Obtain simulation-based power

Use various numbers of clusters. The default is to test the first fixed effect (i.e., treat, group difference at the initial time point) using a likelihood ratio test. The true value of this coefficient, so the estimated power is actually Type I error in this case.

# Increase to 100 participants
sim_m5_100J <- extend(sim_m5, along = "id", n = 100)
powers_m5 <- powerCurve(
    sim_m5_100J, along = "id", breaks = c(10, 20, 50, 100),
    nsim = 100, progress = FALSE
)
powers_m5
># Power for predictor 'treat', (95% confidence interval),
># by largest value of id:
>#      10:  3.00% ( 0.62,  8.52) - 40 rows
>#      20:  5.00% ( 1.64, 11.28) - 80 rows
>#      50:  4.00% ( 1.10,  9.93) - 200 rows
>#     100:  6.00% ( 2.23, 12.60) - 400 rows
># 
># Time elapsed: 0 h 0 m 39 s
plot(powers_m5)

Now test the slope difference (i.e., treat:time interaction)

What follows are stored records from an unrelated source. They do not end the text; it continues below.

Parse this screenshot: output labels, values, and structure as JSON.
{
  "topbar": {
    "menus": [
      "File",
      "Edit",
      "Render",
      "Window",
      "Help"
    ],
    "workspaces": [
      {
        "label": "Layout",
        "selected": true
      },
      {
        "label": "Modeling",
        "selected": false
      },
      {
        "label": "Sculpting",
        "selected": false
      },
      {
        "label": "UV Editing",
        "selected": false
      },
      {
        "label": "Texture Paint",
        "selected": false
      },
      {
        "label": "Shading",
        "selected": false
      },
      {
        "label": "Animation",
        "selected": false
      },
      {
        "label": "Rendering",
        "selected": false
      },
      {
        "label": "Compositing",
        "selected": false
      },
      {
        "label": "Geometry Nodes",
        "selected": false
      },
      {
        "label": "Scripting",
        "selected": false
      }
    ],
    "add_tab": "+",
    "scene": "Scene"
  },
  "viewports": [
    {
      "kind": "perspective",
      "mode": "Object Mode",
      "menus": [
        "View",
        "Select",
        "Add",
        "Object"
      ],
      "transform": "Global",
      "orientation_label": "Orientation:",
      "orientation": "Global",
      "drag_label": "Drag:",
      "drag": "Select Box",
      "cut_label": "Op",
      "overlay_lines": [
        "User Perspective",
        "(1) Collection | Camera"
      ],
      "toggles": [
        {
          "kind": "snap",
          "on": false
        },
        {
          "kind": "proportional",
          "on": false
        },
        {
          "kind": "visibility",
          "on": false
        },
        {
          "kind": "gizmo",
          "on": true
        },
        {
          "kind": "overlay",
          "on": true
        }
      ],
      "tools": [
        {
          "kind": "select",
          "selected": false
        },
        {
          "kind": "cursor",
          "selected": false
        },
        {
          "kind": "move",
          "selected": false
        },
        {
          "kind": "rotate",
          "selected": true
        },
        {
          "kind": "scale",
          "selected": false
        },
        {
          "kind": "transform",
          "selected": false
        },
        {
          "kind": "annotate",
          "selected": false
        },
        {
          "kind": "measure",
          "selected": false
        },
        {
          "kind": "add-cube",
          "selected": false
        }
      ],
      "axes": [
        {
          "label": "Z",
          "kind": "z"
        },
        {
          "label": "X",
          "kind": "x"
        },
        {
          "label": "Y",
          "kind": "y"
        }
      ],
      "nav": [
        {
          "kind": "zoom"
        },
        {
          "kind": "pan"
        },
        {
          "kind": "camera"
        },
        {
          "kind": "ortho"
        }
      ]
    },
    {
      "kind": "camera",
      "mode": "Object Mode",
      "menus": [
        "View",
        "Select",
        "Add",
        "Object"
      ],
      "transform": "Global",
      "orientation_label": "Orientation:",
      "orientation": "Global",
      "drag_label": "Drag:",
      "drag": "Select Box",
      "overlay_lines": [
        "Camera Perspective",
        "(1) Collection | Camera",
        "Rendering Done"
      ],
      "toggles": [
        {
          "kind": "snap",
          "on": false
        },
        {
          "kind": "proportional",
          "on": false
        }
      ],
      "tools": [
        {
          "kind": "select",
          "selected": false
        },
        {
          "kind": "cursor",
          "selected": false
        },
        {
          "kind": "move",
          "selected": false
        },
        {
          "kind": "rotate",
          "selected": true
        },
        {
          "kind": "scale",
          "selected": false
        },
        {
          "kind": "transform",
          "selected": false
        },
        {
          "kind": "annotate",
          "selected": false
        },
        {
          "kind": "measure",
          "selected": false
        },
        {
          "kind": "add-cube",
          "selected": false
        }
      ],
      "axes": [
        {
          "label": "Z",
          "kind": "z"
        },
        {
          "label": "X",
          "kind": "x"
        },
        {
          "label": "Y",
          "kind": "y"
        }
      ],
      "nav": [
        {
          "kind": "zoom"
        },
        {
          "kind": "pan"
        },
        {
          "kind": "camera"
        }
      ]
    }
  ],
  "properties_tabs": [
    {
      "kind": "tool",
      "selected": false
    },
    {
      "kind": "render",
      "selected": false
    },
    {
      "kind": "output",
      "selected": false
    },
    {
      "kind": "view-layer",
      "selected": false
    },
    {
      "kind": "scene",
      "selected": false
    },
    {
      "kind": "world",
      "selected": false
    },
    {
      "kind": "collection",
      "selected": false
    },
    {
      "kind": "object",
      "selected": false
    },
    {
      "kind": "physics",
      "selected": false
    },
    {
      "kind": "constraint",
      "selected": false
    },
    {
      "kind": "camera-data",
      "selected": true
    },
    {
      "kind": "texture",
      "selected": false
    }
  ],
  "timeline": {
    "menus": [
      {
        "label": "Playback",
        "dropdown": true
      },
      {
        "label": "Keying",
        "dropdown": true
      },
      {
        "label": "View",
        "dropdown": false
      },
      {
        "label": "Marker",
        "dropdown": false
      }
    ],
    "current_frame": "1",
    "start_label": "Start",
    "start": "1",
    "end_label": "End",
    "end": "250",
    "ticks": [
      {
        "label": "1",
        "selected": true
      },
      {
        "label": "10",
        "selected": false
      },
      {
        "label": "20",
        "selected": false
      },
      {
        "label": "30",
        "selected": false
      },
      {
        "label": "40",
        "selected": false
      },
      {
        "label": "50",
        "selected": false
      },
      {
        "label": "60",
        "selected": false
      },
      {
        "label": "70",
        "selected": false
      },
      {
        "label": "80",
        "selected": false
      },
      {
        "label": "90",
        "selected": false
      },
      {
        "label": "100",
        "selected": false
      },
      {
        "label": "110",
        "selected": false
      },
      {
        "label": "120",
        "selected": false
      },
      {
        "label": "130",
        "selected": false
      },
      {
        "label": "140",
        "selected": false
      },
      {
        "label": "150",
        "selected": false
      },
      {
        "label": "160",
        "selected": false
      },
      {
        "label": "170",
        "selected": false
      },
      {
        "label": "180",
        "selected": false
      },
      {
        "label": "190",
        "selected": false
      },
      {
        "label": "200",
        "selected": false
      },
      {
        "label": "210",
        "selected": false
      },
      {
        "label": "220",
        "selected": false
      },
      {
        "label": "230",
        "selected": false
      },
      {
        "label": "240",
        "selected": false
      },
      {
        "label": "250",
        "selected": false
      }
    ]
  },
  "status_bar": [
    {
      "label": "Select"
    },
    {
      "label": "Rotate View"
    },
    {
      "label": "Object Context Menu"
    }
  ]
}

powers_m5_int <- powerCurve(
    sim_m5_100J, along = "id", breaks = c(10, 20, 50, 100),
    test = fixed("treat:I(time - 1)", method = "anova"),
    nsim = 100, progress = FALSE
)
plot(powers_m5_int)

Use more time points

# Increase to 8 time points
sim_m5_50n <- extend(sim_m5, along = "time", values = 1:8)
powers_m5_n <- powerCurve(
    sim_m5_50n, along = "time", breaks = c(4, 6, 8),
    nsim = 100, progress = FALSE,
    test = fixed("treat:I(time - 1)", method = "anova")
)
powers_m5_n
># Power for predictor 'treat:I(time - 1)', (95% confidence interval),
># by largest value of time:
>#       4: 49.00% (38.86, 59.20) - 200 rows
>#       6: 82.00% (73.05, 88.97) - 300 rows
>#       8: 85.00% (76.47, 91.35) - 400 rows
># 
># Time elapsed: 0 h 0 m 25 s
plot(powers_m5_n)

Increasing number of time points helps a little bit for testing the slope difference.